The latest rail date we saw in this area is 1972, Lackawanna.
As we walked up to this portal four years ago, a kid (may 13-14 years old?) came down the embankment. He was totally togged out in Army fatigues – cap to boots – and was sporting a fake pistol in a proper holster. We all nodded to each other and passed on, but my buddy and I exchanged a puzzled look. Cosplay is everywhere.
Note: a bear “pen” is a place where early settlers trapped bears and killed them for meat.
I finally got back to Dante Yard to take a few pictures of the long-disused turntable. I had to clamber (and believe me, I clambered) up a hillside on the far side of the turntable to try to get the whole thing in frame. I didn’t quite, but I got most of it.
Using a turntable like this saved a lot of time when you needed to get a locomotive (all 100 tons or so of it) turned around.
And the motor that did all the work wasn’t that big:
Look at how rusty the tracks are:
I wonder if it was good to have the title of “the guy who runs the turntable”?
This is over in Unicoi County. He’s pulling empty hoppers, so he’s headed north.
When I was doing the tunnels on the old Clinchfield for this website, I paid close attention to these mile markers, since Goforth has the tunnels noted that way in his book.

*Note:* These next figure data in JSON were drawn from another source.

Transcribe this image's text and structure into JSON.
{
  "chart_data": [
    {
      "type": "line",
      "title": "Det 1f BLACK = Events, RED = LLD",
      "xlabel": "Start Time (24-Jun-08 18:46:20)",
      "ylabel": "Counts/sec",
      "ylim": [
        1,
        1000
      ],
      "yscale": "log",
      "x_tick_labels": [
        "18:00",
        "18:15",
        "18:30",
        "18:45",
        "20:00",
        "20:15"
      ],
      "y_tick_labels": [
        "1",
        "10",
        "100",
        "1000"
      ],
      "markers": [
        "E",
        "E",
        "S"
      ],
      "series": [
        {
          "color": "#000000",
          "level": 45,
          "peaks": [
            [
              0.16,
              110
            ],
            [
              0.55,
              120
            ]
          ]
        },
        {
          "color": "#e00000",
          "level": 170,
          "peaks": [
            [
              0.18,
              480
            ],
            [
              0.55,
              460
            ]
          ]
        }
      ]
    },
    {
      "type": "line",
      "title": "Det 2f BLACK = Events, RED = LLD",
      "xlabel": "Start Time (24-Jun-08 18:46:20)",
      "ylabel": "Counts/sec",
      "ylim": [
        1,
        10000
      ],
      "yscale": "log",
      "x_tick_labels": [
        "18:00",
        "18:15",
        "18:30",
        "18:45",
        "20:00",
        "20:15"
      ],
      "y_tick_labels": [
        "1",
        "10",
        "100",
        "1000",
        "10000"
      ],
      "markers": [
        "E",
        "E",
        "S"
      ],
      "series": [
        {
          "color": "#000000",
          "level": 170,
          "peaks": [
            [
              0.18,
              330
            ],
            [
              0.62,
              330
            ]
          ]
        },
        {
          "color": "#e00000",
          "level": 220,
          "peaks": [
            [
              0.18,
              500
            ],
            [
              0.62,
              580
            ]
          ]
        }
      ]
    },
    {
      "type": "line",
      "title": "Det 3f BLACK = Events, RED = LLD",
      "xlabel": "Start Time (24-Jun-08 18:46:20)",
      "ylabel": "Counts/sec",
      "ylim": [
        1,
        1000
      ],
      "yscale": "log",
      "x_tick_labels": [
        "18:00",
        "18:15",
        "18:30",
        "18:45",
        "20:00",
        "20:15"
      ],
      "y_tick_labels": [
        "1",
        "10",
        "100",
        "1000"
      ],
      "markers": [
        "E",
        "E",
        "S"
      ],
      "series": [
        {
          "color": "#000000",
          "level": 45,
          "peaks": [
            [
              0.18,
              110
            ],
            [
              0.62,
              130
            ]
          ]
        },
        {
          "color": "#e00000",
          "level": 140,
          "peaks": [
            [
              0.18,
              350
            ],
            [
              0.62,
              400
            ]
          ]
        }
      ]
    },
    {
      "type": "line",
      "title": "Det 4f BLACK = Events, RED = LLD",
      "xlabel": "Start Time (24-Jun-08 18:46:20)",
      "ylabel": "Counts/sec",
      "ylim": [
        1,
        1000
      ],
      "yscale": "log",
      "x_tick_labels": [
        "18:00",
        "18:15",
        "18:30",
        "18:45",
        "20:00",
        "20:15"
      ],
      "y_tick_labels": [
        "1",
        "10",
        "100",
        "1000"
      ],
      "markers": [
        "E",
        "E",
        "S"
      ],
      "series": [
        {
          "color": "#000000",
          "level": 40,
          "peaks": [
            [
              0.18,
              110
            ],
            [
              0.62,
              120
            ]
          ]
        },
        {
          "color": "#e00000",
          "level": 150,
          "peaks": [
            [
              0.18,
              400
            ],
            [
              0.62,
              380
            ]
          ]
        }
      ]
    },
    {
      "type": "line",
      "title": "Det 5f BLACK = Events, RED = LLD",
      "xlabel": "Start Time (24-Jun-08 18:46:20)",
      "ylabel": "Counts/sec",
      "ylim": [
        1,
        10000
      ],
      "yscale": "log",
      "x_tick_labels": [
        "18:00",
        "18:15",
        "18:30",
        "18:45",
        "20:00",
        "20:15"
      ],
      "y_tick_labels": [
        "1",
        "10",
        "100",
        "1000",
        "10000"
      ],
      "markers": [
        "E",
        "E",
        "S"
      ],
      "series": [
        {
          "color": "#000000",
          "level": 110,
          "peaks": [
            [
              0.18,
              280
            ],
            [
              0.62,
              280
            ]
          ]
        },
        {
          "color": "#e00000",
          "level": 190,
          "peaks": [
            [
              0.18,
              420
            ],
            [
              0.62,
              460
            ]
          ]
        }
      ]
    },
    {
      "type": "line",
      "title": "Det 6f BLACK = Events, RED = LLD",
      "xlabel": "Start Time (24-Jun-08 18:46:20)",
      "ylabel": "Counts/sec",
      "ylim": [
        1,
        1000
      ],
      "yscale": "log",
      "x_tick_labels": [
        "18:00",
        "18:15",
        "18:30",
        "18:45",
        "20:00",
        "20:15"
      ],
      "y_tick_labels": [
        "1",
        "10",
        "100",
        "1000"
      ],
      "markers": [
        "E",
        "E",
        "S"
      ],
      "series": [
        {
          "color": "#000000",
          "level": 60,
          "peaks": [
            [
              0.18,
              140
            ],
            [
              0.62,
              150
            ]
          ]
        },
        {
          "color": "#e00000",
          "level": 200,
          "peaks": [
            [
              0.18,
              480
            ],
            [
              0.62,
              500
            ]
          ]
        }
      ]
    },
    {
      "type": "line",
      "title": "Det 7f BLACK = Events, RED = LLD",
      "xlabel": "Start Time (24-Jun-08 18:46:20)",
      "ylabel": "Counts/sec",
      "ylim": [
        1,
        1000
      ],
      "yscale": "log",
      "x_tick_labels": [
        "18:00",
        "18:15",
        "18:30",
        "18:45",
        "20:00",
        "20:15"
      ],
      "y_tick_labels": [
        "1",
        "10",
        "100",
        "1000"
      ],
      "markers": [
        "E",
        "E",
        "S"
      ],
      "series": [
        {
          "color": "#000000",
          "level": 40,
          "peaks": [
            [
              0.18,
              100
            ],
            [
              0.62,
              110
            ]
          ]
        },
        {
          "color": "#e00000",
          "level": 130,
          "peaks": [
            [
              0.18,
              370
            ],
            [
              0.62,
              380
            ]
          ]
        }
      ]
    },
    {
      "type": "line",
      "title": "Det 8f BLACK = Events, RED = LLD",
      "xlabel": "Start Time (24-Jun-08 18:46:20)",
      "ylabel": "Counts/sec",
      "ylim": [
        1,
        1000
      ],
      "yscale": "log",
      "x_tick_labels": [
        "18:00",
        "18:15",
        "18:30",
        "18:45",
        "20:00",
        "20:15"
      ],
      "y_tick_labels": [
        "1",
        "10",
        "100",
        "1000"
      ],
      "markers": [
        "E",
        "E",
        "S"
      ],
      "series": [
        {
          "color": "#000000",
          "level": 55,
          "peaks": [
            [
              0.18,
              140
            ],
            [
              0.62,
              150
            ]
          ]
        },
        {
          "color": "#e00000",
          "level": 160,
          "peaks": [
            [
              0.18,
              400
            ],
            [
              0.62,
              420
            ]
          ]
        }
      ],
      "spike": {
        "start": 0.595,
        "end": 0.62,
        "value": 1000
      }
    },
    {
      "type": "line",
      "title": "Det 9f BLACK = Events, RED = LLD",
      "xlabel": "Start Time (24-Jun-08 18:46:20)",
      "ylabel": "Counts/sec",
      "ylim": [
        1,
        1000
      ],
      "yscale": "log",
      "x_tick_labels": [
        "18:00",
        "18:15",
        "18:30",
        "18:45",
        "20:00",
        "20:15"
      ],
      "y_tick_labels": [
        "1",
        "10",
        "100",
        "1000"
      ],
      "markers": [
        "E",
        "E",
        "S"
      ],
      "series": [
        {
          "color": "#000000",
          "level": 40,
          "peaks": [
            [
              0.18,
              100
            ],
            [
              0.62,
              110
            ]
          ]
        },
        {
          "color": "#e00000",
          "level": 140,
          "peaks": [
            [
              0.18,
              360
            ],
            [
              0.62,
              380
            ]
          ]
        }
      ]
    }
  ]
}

These are both early shots of Natural Tunnel, near Duffield (sort of) in Virginia. This first one is an E.C. Kropp (Milwaukee) card. These people are obviously celebrating something. The sign on the red-topped building reads “Natural Tunnel”. There are no power poles visible. I would guess that the original picture (it was in black and white; the color was added at the printing company) dates to the first quarter of the 20th century. Note that the railroad is listed as “C.C. & O”.
This is a somewhat newer card, an Asheville Post Card Company issue. On the back: “The Natural Tunnel, located on U.S. Highway 23, 14 miles west of Gate City, Virginia, in Scott County, is said to be the only Natural Tunnel in the world used by a railroad. Through it the Southern Railroad has hauled many million tons of coal from the rich deposits of Southwest Virginia. (Kodachrome by Robert Suttle)”
Note that there are now power poles through the tunnel.
The information about the important Clinchfield Railroad Nora spur is here.
Here’s what part of it looked like a couple of years ago. This is near Nora and looking south.
I found two dates on the rails in this section: 1926 (Carnegie Steel) and 1949 (Tennessee).
These three are real photo postcards; that is, one-off postcards made by Kodak from negatives sent in by camera owners. The photo of the N&W hopper and the two crew cars can be dated to between 1904 and 1918, as can the shot of the steam locomotive. The one of the crane resetting a CC&O derailment is from the 1918-1930 period. There is no other identifying information on any of these cards. I think they’re fascinating and I snapped them up as soon as I saw them.